Open safepage opened 4 years ago

safepage commented 4 years ago

Hello again,

I am now trying to read DB2 schema. I have installed the free DB2 edition and client tools and can connect OK using the generic Factory method... DbProviderFactory factory = DbProviderFactories.GetFactory("IBM.Data.DB2");

The ReaderAdapterFactory has code commented out which would select the Db2ISeriesSchemaReader, so it looks like some work has been done for this.

As it stands the generic ReaderAdapter is selected and no Tables etc are read from the DB schema.

Can you please let me know what is the difference between Adapters and Readers? Would it be fairly easy to create a DB2 adapter from the reader code?

Thanks

martinjw commented 4 years ago

Ok, there are 2 different models here.

  1. Using the underlying DbProvider that's in .net Framework. There is a Db2SchemaReader which is based on SchemaReader which calls the underlying connection.GetSchema() methods and turns the DataTables into real objects.
  2. The newer way replaces the above, partially as .net Core 1-2 didn't have GetSchema(), and in Core 3 it's a no-op. And partially I can do more efficient queries that get more information.

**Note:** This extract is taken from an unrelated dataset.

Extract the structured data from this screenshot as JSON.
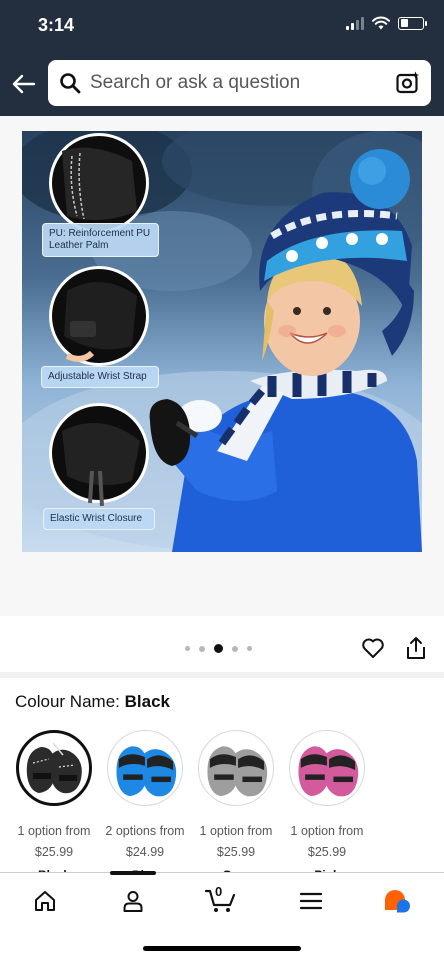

So in the 2nd model there's an adapter per database (picked in the AdapterFactory) which is basically a much simpler version of the XSchemaReader in model 1.

Instead of calling the connection.GetSchema() methods, it calls a set of custom queries which I wrote in ProviderSchemaReaders.Databases. Each query class is based on SqlExecuter, and is usually a single query, for instance to return table names or column details... (In some cases it gets more complex, because of different versions of databases, or just the nature of the metadata).

So almost all the adapters look very simple because the code is something like:

        public override IList<DatabaseTable> Tables(string tableName)
        {
            return new Tables(CommandTimeout, Owner, tableName)
                .Execute(ConnectionAdapter);
        }

The actual logic is in the implementation of the Tables class, which usually just simple sql against the database metadata tables (Information_Schema or for DB2 it's SYSCAT).

So to implement the DB2 calls, you'd have to add a DB2 folder to the Databases, and start adding queries based on SqlExecuter for each type of metadata. In some cases you can just copy the sql from the Db2SchemaReader, which is doing exactly that for Sequences, Table descriptions etc. The standard ones- table names, columns - you may be able to copy what the connection.GetSchema does already, if you can decompile their source code.